I expect a lively discussion next year, when I'll propose dropping 2.4
support for Trac 0.13 :-)
>> In case you want to rely on the platform packages exclusively and if you
>> can't install pysqlite 2.x that way, then you certainly won't be able to
>> install Trac 0.12, Genshi 0.6 and Babel 0.9.4 that way either.
>>
>
> I see those three packages as fundamentally different from sqlite. In
> particular, those are all
edgewall.org projects. My concern was that I want
> people (including myself) to be able to run Trac on CentOS 5, and did not want
> to force yet another package upgrade on the process. The more work it is, the
> fewer people will use Trac.
>
> That said, since pysqlite 2 is in EPEL (
http://fedoraproject.org/wiki/EPEL),
> that's enough for me on that score, so I drop my objection.
>
> (EPEL also has genshi 0.5.1, babel 0.9.4, trac 0.10.5 for what it's worth.)
>
Yeah, that's what I would expect. People wanting to use "enterprise"
Linux distributions will want to use stable versions of their software,
and usually just stick with what the packaging system proposes.
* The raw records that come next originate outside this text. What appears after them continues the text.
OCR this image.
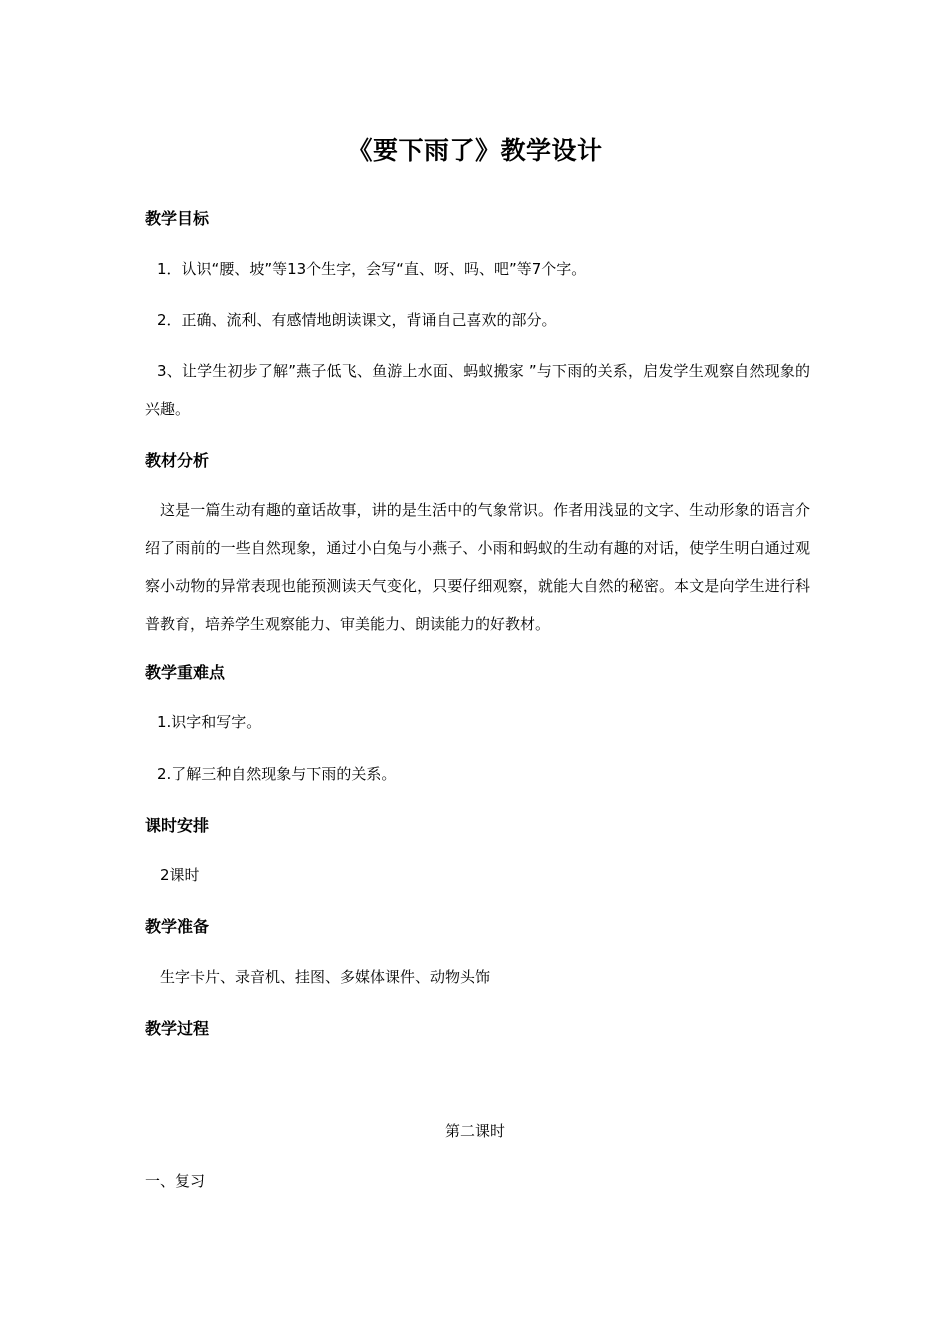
《要下雨了》教学设计
教学目标
1．认识“腰、坡”等13个生字，会写“直、呀、吗、吧”等7个字。
2．正确、流利、有感情地朗读课文，背诵自己喜欢的部分。
3、让学生初步了解”燕子低飞、鱼游上水面、蚂蚁搬家 ”与下雨的关系，启发学生观察自然现象的兴趣。
教材分析
这是一篇生动有趣的童话故事，讲的是生活中的气象常识。作者用浅显的文字、生动形象的语言介绍了雨前的一些自然现象，通过小白兔与小燕子、小雨和蚂蚁的生动有趣的对话，使学生明白通过观察小动物的异常表现也能预测读天气变化，只要仔细观察，就能大自然的秘密。本文是向学生进行科普教育，培养学生观察能力、审美能力、朗读能力的好教材。
教学重难点
1.识字和写字。
2.了解三种自然现象与下雨的关系。
课时安排
2课时
教学准备
生字卡片、录音机、挂图、多媒体课件、动物头饰
教学过程
第二课时
一、复习
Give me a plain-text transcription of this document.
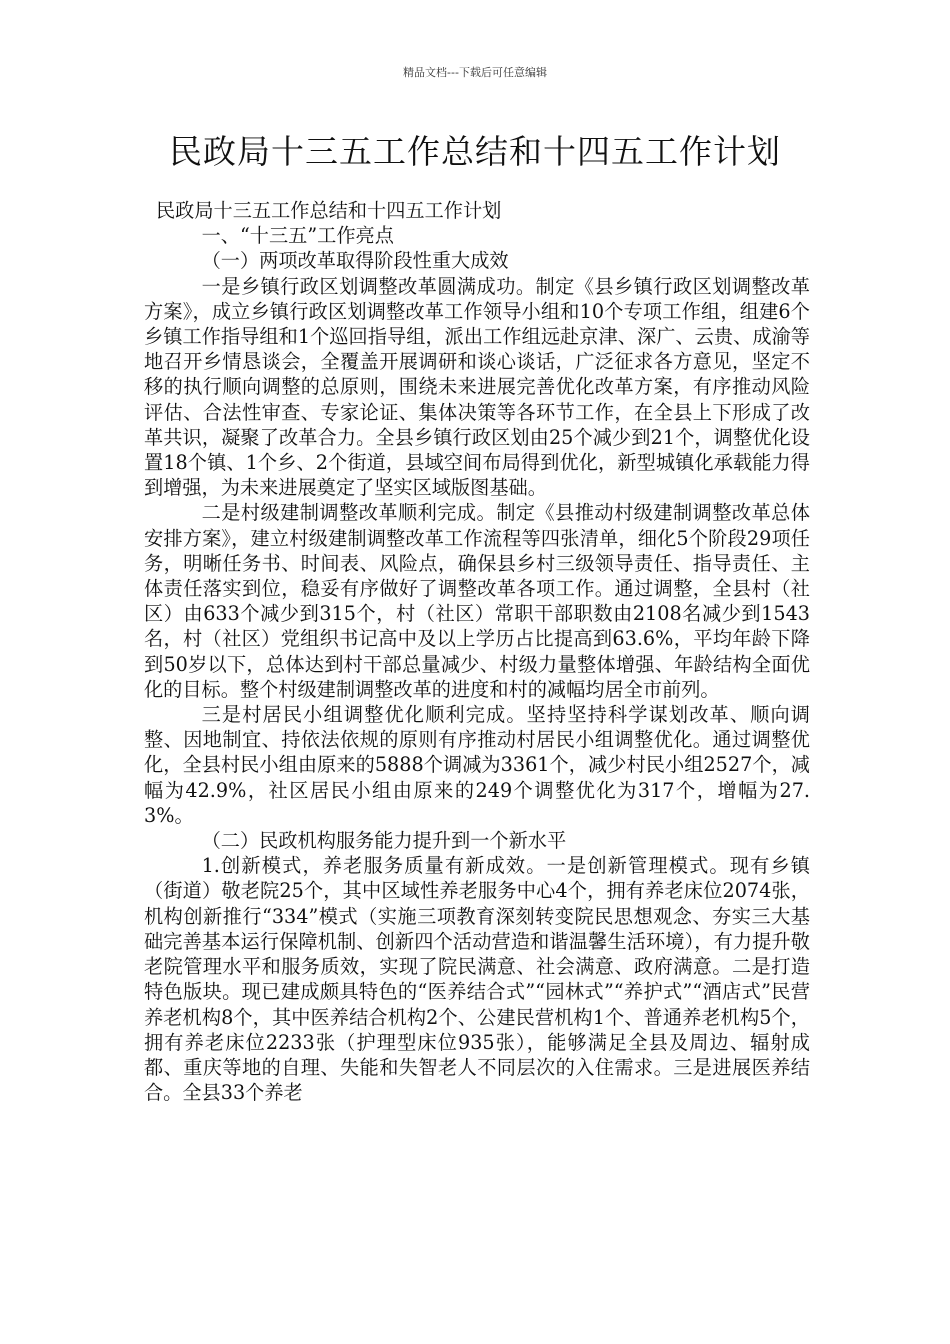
精品文档---下载后可任意编辑
民政局十三五工作总结和十四五工作计划

民政局十三五工作总结和十四五工作计划

一、“十三五”工作亮点

（一）两项改革取得阶段性重大成效

一是乡镇行政区划调整改革圆满成功。制定《县乡镇行政区划调整改革方案》，成立乡镇行政区划调整改革工作领导小组和10个专项工作组，组建6个乡镇工作指导组和1个巡回指导组，派出工作组远赴京津、深广、云贵、成渝等地召开乡情恳谈会，全覆盖开展调研和谈心谈话，广泛征求各方意见，坚定不移的执行顺向调整的总原则，围绕未来进展完善优化改革方案，有序推动风险评估、合法性审查、专家论证、集体决策等各环节工作，在全县上下形成了改革共识，凝聚了改革合力。全县乡镇行政区划由25个减少到21个，调整优化设置18个镇、1个乡、2个街道，县域空间布局得到优化，新型城镇化承载能力得到增强，为未来进展奠定了坚实区域版图基础。

二是村级建制调整改革顺利完成。制定《县推动村级建制调整改革总体安排方案》，建立村级建制调整改革工作流程等四张清单，细化5个阶段29项任务，明晰任务书、时间表、风险点，确保县乡村三级领导责任、指导责任、主体责任落实到位，稳妥有序做好了调整改革各项工作。通过调整，全县村（社区）由633个减少到315个，村（社区）常职干部职数由2108名减少到1543名，村（社区）党组织书记高中及以上学历占比提高到63.6%，平均年龄下降到50岁以下，总体达到村干部总量减少、村级力量整体增强、年龄结构全面优化的目标。整个村级建制调整改革的进度和村的减幅均居全市前列。

三是村居民小组调整优化顺利完成。坚持坚持科学谋划改革、顺向调整、因地制宜、持依法依规的原则有序推动村居民小组调整优化。通过调整优化，全县村民小组由原来的5888个调减为3361个，减少村民小组2527个，减幅为42.9%，社区居民小组由原来的249个调整优化为317个，增幅为27.3%。

（二）民政机构服务能力提升到一个新水平

1.创新模式，养老服务质量有新成效。一是创新管理模式。现有乡镇（街道）敬老院25个，其中区域性养老服务中心4个，拥有养老床位2074张，机构创新推行“334”模式（实施三项教育深刻转变院民思想观念、夯实三大基础完善基本运行保障机制、创新四个活动营造和谐温馨生活环境），有力提升敬老院管理水平和服务质效，实现了院民满意、社会满意、政府满意。二是打造特色版块。现已建成颇具特色的“医养结合式”“园林式”“养护式”“酒店式”民营养老机构8个，其中医养结合机构2个、公建民营机构1个、普通养老机构5个，拥有养老床位2233张（护理型床位935张），能够满足全县及周边、辐射成都、重庆等地的自理、失能和失智老人不同层次的入住需求。三是进展医养结合。全县33个养老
If they
want a newer version of Trac, they could already have a go and install
Trac *0.11*. That will still work for them, it'll even presumably work
with their packaged version of Genshi (0.5.1).
Remember 0.12 is futureware at this point, not expected to ship before
Christmas 2009 ;-)
My point is that people who already crossed the line and installed
things outside of their packaging system and far too "recent" compared
to the baseline they have, wouldn't mind doing an extra installation
steps if: 1/ it's really needed, 2/ it's simple enough, 3/ it pays off
immediately by saving them the pain to fix it afterwards. Remember,
we're not talking here about enforcing an install of a newer version of
Python, or something painful to install like Clearsilver was.
Also what about setuptools? Do your enterprise Linux distribution have
it packaged? That would be surprising, knowing the reluctance of
distribution packagers to support language specific packaging
solutions... So that's also likely an extra install step anyway.
And what about Genshi? Could a Genshi package installed from the EPEL be
used by Trac, which has the setuptools "install_requires" thing?